There are numerous advantages of active speakers over passives. Whether these are significant or not in a given instance will depend on the specific design goal(s).
Active speakers allow a speaker designer to do the a number of things that are not possible (or highly impractical) in passive designs:
- Avoiding caps, coils and resistors in the signal path, all of which degrade performance by adding distortion (not necessarily to the extent that it’s audible of course) and reducing efficiency.
- Placing the acoustic centres of the drivers in locations optimised for acoustic interaction with the baffle and/or horn, without being shackled by the necessity of keeping the acoustic centres of the drivers on roughly the same Z-plane.

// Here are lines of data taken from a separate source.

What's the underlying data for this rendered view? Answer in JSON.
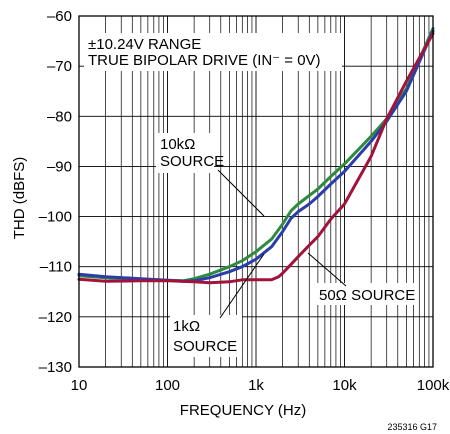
{
  "chart_data": {
    "type": "line",
    "xlabel": "FREQUENCY (Hz)",
    "ylabel": "THD (dBFS)",
    "x_scale": "log",
    "xlim": [
      10,
      100000
    ],
    "ylim": [
      -130,
      -60
    ],
    "grid": true,
    "x_ticks": [
      {
        "value": 10,
        "label": "10"
      },
      {
        "value": 100,
        "label": "100"
      },
      {
        "value": 1000,
        "label": "1k"
      },
      {
        "value": 10000,
        "label": "10k"
      },
      {
        "value": 100000,
        "label": "100k"
      }
    ],
    "y_ticks": [
      {
        "value": -60,
        "label": "–60"
      },
      {
        "value": -70,
        "label": "–70"
      },
      {
        "value": -80,
        "label": "–80"
      },
      {
        "value": -90,
        "label": "–90"
      },
      {
        "value": -100,
        "label": "–100"
      },
      {
        "value": -110,
        "label": "–110"
      },
      {
        "value": -120,
        "label": "–120"
      },
      {
        "value": -130,
        "label": "–130"
      }
    ],
    "box_text": [
      "±10.24V RANGE",
      "TRUE BIPOLAR DRIVE (IN⁻ = 0V)"
    ],
    "series": [
      {
        "color": "#2e8b3e",
        "points": [
          [
            10,
            -111.8
          ],
          [
            20,
            -112.2
          ],
          [
            50,
            -112.5
          ],
          [
            100,
            -112.7
          ],
          [
            150,
            -112.8
          ],
          [
            200,
            -112.4
          ],
          [
            300,
            -111.5
          ],
          [
            500,
            -110.0
          ],
          [
            700,
            -108.8
          ],
          [
            1000,
            -107.0
          ],
          [
            1500,
            -104.5
          ],
          [
            2000,
            -101.5
          ],
          [
            2500,
            -98.8
          ],
          [
            3000,
            -97.5
          ],
          [
            4000,
            -95.8
          ],
          [
            5000,
            -94.5
          ],
          [
            7000,
            -92.0
          ],
          [
            10000,
            -89.5
          ],
          [
            20000,
            -84.0
          ],
          [
            30000,
            -80.5
          ],
          [
            50000,
            -74.5
          ],
          [
            100000,
            -62.5
          ]
        ]
      },
      {
        "color": "#2b3ea8",
        "points": [
          [
            10,
            -111.5
          ],
          [
            20,
            -112.0
          ],
          [
            50,
            -112.4
          ],
          [
            100,
            -112.7
          ],
          [
            150,
            -112.9
          ],
          [
            200,
            -112.8
          ],
          [
            300,
            -112.2
          ],
          [
            500,
            -111.0
          ],
          [
            700,
            -110.0
          ],
          [
            1000,
            -108.5
          ],
          [
            1500,
            -106.0
          ],
          [
            2000,
            -103.0
          ],
          [
            2500,
            -100.3
          ],
          [
            3000,
            -99.0
          ],
          [
            4000,
            -97.5
          ],
          [
            5000,
            -96.0
          ],
          [
            7000,
            -93.5
          ],
          [
            10000,
            -91.0
          ],
          [
            20000,
            -85.0
          ],
          [
            30000,
            -81.0
          ],
          [
            50000,
            -75.0
          ],
          [
            100000,
            -63.0
          ]
        ]
      },
      {
        "color": "#a0143c",
        "points": [
          [
            10,
            -112.5
          ],
          [
            20,
            -112.9
          ],
          [
            50,
            -112.8
          ],
          [
            100,
            -112.8
          ],
          [
            200,
            -113.0
          ],
          [
            300,
            -113.2
          ],
          [
            500,
            -113.0
          ],
          [
            700,
            -112.6
          ],
          [
            1000,
            -112.6
          ],
          [
            1500,
            -112.6
          ],
          [
            1800,
            -112.0
          ],
          [
            2000,
            -111.3
          ],
          [
            2500,
            -109.5
          ],
          [
            3000,
            -108.0
          ],
          [
            4000,
            -105.7
          ],
          [
            5000,
            -104.0
          ],
          [
            7000,
            -100.5
          ],
          [
            10000,
            -97.5
          ],
          [
            20000,
            -88.0
          ],
          [
            30000,
            -80.5
          ],
          [
            50000,
            -73.0
          ],
          [
            100000,
            -63.5
          ]
        ]
      }
    ],
    "annotations": [
      {
        "lines": [
          "10kΩ",
          "SOURCE"
        ]
      },
      {
        "lines": [
          "1kΩ",
          "SOURCE"
        ]
      },
      {
        "lines": [
          "50Ω SOURCE"
        ]
      }
    ],
    "figure_id": "235316 G17"
  }
}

- Implementing complex crossover filters enabling any/all of the following:
- steeper crossover slopes (lowering distortion/stress on drivers)
- better rejection of out-of-band signal (also lowering distortion/stress on drivers)
- more precise use of crossover phase cancellation to control directivity (see e.g. Horbach-Keele)
- implementation of cardioid radiation patterns allowing for wider-bandwidth directivity control (see e.g. Kii Three)
- Extremely fine equalisation of driver responses, enabling the designer to select from a wider range of drivers/driver properties in the first place.
There are of course many active designs that would be only marginally better if implemented passively. In these cases, the only real improvements would be slightly more linear frequency response and less stress on the bass driver(s) (both of which can be implemented in DSP in the playback system anyway). In these cases, the differences are negligible.
However, for the reasons mentioned above, there are certainly many possibilities that active implementations offer speaker designers that enable them to produce speakers that have flatter frequency response, more precisely controlled directivity, lower distortion, and greater SPL capability than would otherwise have been possible.